8. Survivor’s Remorse
Featuring Rick Hyde; Produced by Harry Fraud
I love when rappers get personal.

Uh, this supposed to be success
Then why the fuck I feel stressed out and guilty?
Damn, ’cause I’m paid
And all my niggas in the Feds or the grave, that shit kill me Uh, that could’ve been me
I think about it everyday, yeah, that could’ve been me
That could’ve been me
I answer every call from jail ’cause that could’ve been me, real shit

I think Benny’s discography could benefit from a little more vulnerability, so I’m glad this track is on here. Rick Hyde’s verse was nice, but since Benny came out with a third verse, it was a little like Rick was interrupting what Benny was trying to say.

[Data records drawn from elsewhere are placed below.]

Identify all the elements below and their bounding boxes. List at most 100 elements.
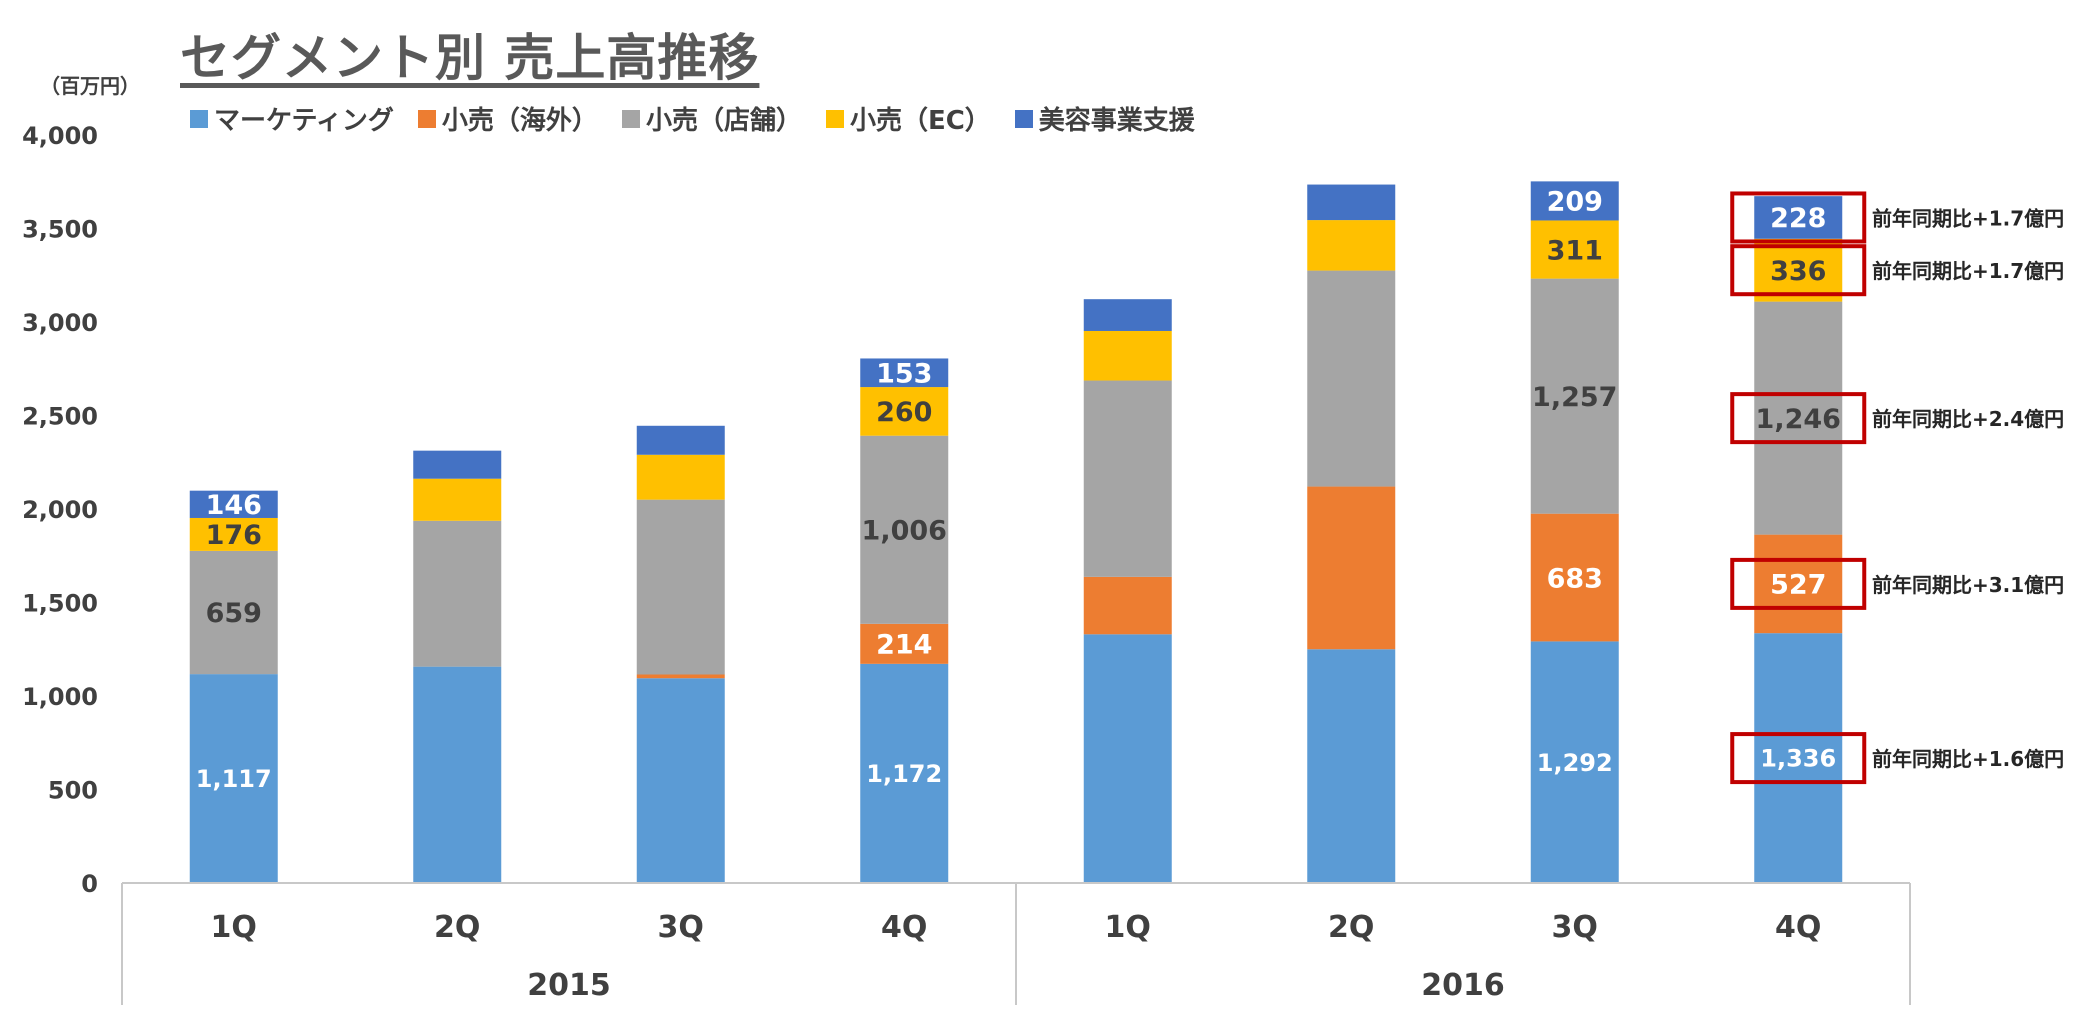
x-group-label: 2016	[1421, 968, 1505, 1003]
data-label: 228	[1770, 203, 1826, 234]
legend-label: 小売（店舗）	[645, 106, 802, 136]
y-tick-label: 3,000	[22, 309, 98, 337]
bar-segment	[860, 663, 949, 883]
data-label: 683	[1547, 563, 1603, 594]
bar-segment	[1083, 576, 1172, 635]
bar-segment	[413, 450, 502, 479]
highlight-box	[1730, 191, 1867, 244]
x-tick-label: 3Q	[658, 910, 704, 945]
legend-label: 小売（EC）	[849, 106, 991, 136]
x-group-label: 2015	[527, 968, 611, 1003]
bar-segment	[413, 478, 502, 521]
bar-segment	[1754, 534, 1843, 634]
legend-item: 小売（海外）	[417, 100, 598, 137]
legend-item: 小売（店舗）	[621, 100, 802, 137]
bar-segment	[1307, 270, 1396, 487]
bar-segment	[1530, 641, 1619, 883]
data-label: 1,246	[1756, 404, 1841, 435]
bar-segment	[1307, 184, 1396, 221]
bar-segment	[413, 666, 502, 883]
bar-segment	[860, 358, 949, 388]
bar-segment	[189, 517, 278, 551]
bar-segment	[1083, 299, 1172, 331]
y-tick-label: 2,500	[22, 403, 98, 431]
data-label: 1,006	[862, 515, 947, 546]
data-label: 527	[1770, 570, 1826, 601]
bar-segment	[189, 490, 278, 518]
bar-segment	[860, 435, 949, 624]
bar-segment	[1083, 634, 1172, 883]
bar-segment	[1754, 301, 1843, 535]
legend-item: 美容事業支援	[1014, 100, 1195, 137]
data-label: 1,117	[196, 765, 272, 793]
x-tick-label: 3Q	[1552, 910, 1598, 945]
legend-label: マーケティング	[214, 106, 394, 136]
bar-segment	[860, 387, 949, 436]
bar-segment	[189, 674, 278, 883]
data-label: 1,172	[866, 760, 942, 788]
data-label: 214	[876, 630, 932, 661]
bar-segment	[1083, 380, 1172, 577]
data-label: 311	[1547, 235, 1603, 266]
data-label: 146	[206, 490, 262, 521]
highlight-box	[1730, 392, 1867, 445]
yoy-annotation: 前年同期比+1.7億円	[1872, 206, 2064, 230]
bar-segment	[1754, 196, 1843, 239]
yoy-annotation: 前年同期比+3.1億円	[1872, 573, 2064, 597]
bar-segment	[860, 623, 949, 664]
legend-swatch	[825, 109, 844, 128]
data-label: 260	[876, 397, 932, 428]
chart-title: セグメント別 売上高推移	[180, 29, 760, 87]
bar-segment	[1754, 633, 1843, 883]
legend-swatch	[621, 109, 640, 128]
bar-segment	[413, 520, 502, 667]
x-tick-label: 4Q	[1775, 910, 1821, 945]
x-tick-label: 1Q	[211, 910, 257, 945]
bar-segment	[1530, 278, 1619, 514]
legend-item: マーケティング	[190, 100, 394, 137]
bar-segment	[1530, 181, 1619, 221]
bar-segment	[636, 678, 725, 883]
data-label: 336	[1770, 256, 1826, 287]
bar-segment	[636, 425, 725, 455]
chart-legend: マーケティング 小売（海外） 小売（店舗） 小売（EC） 美容事業支援	[190, 100, 1219, 137]
legend-swatch	[1014, 109, 1033, 128]
y-tick-label: 500	[48, 777, 98, 805]
y-tick-label: 1,500	[22, 590, 98, 618]
highlight-box	[1730, 557, 1867, 610]
legend-swatch	[190, 109, 208, 128]
y-axis-unit-label: （百万円）	[40, 74, 140, 98]
yoy-annotation: 前年同期比+1.6億円	[1872, 747, 2064, 771]
x-tick-label: 4Q	[881, 910, 927, 945]
legend-label: 小売（海外）	[441, 106, 598, 136]
yoy-annotation: 前年同期比+2.4億円	[1872, 407, 2064, 431]
bar-segment	[1307, 220, 1396, 271]
y-tick-label: 3,500	[22, 216, 98, 244]
bar-segment	[636, 674, 725, 679]
yoy-annotation: 前年同期比+1.7億円	[1872, 259, 2064, 283]
y-tick-label: 0	[81, 870, 98, 898]
bar-segment	[1530, 220, 1619, 279]
data-label: 176	[206, 520, 262, 551]
bar-segment	[1530, 513, 1619, 642]
bar-segment	[636, 454, 725, 500]
data-label: 1,292	[1537, 749, 1613, 777]
legend-label: 美容事業支援	[1038, 106, 1195, 136]
x-tick-label: 2Q	[434, 910, 480, 945]
highlight-box	[1730, 244, 1867, 297]
bar-segment	[1307, 649, 1396, 883]
x-tick-label: 1Q	[1105, 910, 1151, 945]
legend-item: 小売（EC）	[825, 100, 991, 137]
y-tick-label: 4,000	[22, 122, 98, 150]
bar-segment	[1307, 486, 1396, 650]
y-tick-label: 1,000	[22, 683, 98, 711]
data-label: 1,257	[1532, 382, 1617, 413]
y-tick-label: 2,000	[22, 496, 98, 524]
data-label: 659	[206, 598, 262, 629]
data-label: 209	[1547, 187, 1603, 218]
data-label: 1,336	[1760, 745, 1836, 773]
bar-segment	[1754, 238, 1843, 302]
bar-segment	[636, 499, 725, 675]
x-tick-label: 2Q	[1328, 910, 1374, 945]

Free Hottie ’til it’s backwards, free Dark Lo and the rest
My hood goin’ through a crisis, ain’t no real niggas left (Damn) Ain’t no fathers, if you make it out your twenties, then you blessed (Amen) That won’t change your situation when your mama and them stressed

Not to say his verse is bad, but it probably could’ve done better at the end of the song. This is still a top-tier track, though.

9. Thanksgiving
Produced by Harry Fraud
I remember this song from one of Benny’s old Instagram posts from 2019. It also dropped just a week prior to this album coming out. Here he talks about how his work ethic gave hope to other people like him and how he inspired a lot of others. He demands his flowers from said people in the chorus:

You should thank me, nigga (Y’all niggas can’t tell me what I should do, ah)
Tell me thank you (Just think)
Y’all niggas should tell me thank you (I gave y’all niggas something to watch, something to look forward to)

I like how he tells the listener that everything he’s talked about in this album is what he does, and that if they have a problem then they can turn it off. Benny’s rhyme schemes and wordplay are amazing on this track, but at this point that’s what the listener has grown to expect from him. This is a great ending to a great project.

BOTTOM LINE

Plugs 2 ultimately sees Benny in a more mature headspace than the first installment, which makes for a more refined and polished listen than the first. Obviously the subject matter is the same as the first project, but while Plugs 1 could be looked at as a hungry young street dude proving himself, Plugs 2 could be looked at as the same street dude from before revisiting things from his new perspective.

This is a tough one, because there isn’t really anything actively bad about this album, but obviously it isn’t a classic project. Benny has meshed well with every producer he’s worked with in the past and you can go ahead and throw Harry Fraud onto that list. In my opinion he’s one of the few rappers that doesn’t have a bad verse, another one being Conway The Machine.

Speaking of Griselda, I’m a little disappointed that we didn’t get features from Westside Gunn or Conway. Maybe that’s his way of trying to make a name for himself. Or maybe the Bobby line from “Overall” is deeper than we think??

Whatever. I’m just glad we have more Benny music. I wonder when everyone else is gonna recognize that he really is one of the best rappers out right now. Like I said, the man doesn’t have a single bad verse. Hopefully it’s a matter of time before he gets the recognition he knows he deserves.